Even the most brilliant business model innovation idea is just that: an idea. It relies on a lot of assumptions and judgments, and in the absence of a crystal ball, the best tool we have is experiments. But established companies are surprisingly bad at experimenting.

A large retail chain on the brink of bankruptcy refused to follow our advice to experiment with a drastic revision of its labor management practices in a few stores because the CEO was concerned about appearing indecisive and unsure about the correctness of the decision. The company did eventually go bankrupt.

This all or nothing rather than experiment and decide mindset reflects technology/product innovation paradigm in which a company cannot afford not to launch a full-scale support of one innovation because it requires a strong marketing message across all channels. But business models are different: they often can be prototyped on the cheap by creating a minimal viable business model and experimenting with it.

Failure to pivot

Even when the company experiments with a new business model, it often fails to interpret the result of the test correctly and adjust an implementation plan accordingly. What may seem like a failed experiment might carry the message that an adjustment in the planned rollout of business model innovation is needed. And what looks like a successful test might not be really testing the most critical aspect of the business model.

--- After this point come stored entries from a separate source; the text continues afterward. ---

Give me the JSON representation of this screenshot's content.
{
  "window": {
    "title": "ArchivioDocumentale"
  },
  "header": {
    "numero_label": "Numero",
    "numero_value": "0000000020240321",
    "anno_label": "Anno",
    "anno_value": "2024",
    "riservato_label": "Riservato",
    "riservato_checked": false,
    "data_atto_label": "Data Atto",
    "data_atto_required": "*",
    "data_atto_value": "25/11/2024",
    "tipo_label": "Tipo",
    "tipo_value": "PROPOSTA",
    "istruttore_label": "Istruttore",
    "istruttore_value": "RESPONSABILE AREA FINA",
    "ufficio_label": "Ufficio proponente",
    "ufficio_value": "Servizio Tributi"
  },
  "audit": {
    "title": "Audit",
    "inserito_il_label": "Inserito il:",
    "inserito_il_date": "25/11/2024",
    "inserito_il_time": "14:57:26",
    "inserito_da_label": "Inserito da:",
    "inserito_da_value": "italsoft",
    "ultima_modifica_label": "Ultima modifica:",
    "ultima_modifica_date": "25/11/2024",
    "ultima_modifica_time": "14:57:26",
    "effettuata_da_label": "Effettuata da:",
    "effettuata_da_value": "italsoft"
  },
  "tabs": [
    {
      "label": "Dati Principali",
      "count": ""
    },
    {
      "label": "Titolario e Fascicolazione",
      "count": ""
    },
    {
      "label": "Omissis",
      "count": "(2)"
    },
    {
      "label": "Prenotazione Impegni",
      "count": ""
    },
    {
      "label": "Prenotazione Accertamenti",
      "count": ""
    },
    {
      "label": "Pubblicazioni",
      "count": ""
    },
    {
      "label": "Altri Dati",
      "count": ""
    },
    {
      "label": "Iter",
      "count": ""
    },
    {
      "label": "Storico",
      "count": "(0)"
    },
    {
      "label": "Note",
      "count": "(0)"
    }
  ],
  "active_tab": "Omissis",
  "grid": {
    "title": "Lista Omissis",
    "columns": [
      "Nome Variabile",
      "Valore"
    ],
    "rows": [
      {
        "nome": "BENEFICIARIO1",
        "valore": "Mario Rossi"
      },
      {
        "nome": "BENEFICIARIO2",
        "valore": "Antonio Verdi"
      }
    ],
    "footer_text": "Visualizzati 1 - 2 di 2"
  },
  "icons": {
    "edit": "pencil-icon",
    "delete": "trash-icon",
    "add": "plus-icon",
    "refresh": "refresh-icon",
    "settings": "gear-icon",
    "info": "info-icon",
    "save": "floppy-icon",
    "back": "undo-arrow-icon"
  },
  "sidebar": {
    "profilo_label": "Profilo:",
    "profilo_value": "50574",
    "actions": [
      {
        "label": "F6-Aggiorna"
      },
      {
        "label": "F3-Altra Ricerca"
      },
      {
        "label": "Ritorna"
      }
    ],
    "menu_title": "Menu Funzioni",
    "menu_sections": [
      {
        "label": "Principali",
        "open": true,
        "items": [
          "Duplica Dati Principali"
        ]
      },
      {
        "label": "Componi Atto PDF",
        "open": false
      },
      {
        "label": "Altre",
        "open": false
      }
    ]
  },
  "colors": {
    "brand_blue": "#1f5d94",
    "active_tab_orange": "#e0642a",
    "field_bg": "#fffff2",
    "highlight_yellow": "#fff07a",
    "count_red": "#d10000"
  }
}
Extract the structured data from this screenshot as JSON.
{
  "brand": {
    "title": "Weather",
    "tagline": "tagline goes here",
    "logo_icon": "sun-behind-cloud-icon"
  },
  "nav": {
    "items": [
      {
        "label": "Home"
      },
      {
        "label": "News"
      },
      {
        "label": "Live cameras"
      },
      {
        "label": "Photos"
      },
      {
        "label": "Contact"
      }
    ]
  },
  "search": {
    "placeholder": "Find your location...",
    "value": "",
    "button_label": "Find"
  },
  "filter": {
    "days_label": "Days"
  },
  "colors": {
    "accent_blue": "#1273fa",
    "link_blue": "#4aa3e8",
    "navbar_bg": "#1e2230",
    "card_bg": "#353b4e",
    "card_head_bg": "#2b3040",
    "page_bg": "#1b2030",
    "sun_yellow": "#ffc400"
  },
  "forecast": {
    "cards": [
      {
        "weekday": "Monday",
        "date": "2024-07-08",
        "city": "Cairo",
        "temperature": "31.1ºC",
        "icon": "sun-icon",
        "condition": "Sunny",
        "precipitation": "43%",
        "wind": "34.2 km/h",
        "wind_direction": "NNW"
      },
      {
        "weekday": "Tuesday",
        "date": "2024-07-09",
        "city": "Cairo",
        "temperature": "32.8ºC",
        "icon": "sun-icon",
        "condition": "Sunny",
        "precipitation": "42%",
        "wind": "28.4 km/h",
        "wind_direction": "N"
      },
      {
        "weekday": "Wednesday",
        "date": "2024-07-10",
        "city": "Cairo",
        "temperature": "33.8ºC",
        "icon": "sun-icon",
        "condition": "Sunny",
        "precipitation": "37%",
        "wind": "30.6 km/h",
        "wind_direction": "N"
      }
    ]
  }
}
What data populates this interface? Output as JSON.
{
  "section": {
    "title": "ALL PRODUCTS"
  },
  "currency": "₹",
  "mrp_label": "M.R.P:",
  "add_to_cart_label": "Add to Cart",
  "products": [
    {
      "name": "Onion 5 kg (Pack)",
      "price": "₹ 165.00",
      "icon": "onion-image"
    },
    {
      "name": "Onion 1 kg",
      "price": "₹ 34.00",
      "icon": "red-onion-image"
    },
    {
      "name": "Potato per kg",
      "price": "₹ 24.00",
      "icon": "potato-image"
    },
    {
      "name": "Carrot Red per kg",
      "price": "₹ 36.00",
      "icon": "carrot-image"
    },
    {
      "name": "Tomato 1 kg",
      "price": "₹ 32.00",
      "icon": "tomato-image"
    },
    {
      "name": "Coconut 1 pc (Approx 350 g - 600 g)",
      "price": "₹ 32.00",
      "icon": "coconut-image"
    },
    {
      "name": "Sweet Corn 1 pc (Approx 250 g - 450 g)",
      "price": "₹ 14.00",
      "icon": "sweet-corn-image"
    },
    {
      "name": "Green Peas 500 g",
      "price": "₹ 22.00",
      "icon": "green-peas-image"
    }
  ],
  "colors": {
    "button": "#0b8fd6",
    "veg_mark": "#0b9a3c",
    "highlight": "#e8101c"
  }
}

Take the recent demise of the prominent startup Better Place, which promised to revolutionize electric cars by equipping them with switchable batteries. During the test of the business model in Tokyo, Better Place replaced regular cabs with their electric battery-powered cars in order to demonstrate the viability of its switching station business model. The experiment was a success but the company went bankrupt shortly thereafter.

What the experiment had demonstrated was merely that battery switching stations work: it did not demonstrate that consumers would buy such cars, and people are understandably less finicky about taxicabs than about their own cars. One possible pivot after this test could have been to focus on selling to fleets (such as taxis), a route that Better Place did not appear to have taken. Another possibility ignored was to design a separate follow-up test to assess the likelihood of consumers actually buying Better Place cars. It might have told them that having just the one model to sell was unlikely to result in sufficiently large sales.

Business model innovation is a powerful driver of value and a surer way to succeed than technology, product, or service innovation. Large companies have the resources and capabilities to create and exploit business model innovation ideas on an extraordinary scale. But their failure rate is nonetheless unacceptably high because so far too many have not shown enough commitment and flexibility in the way they develop and roll them out.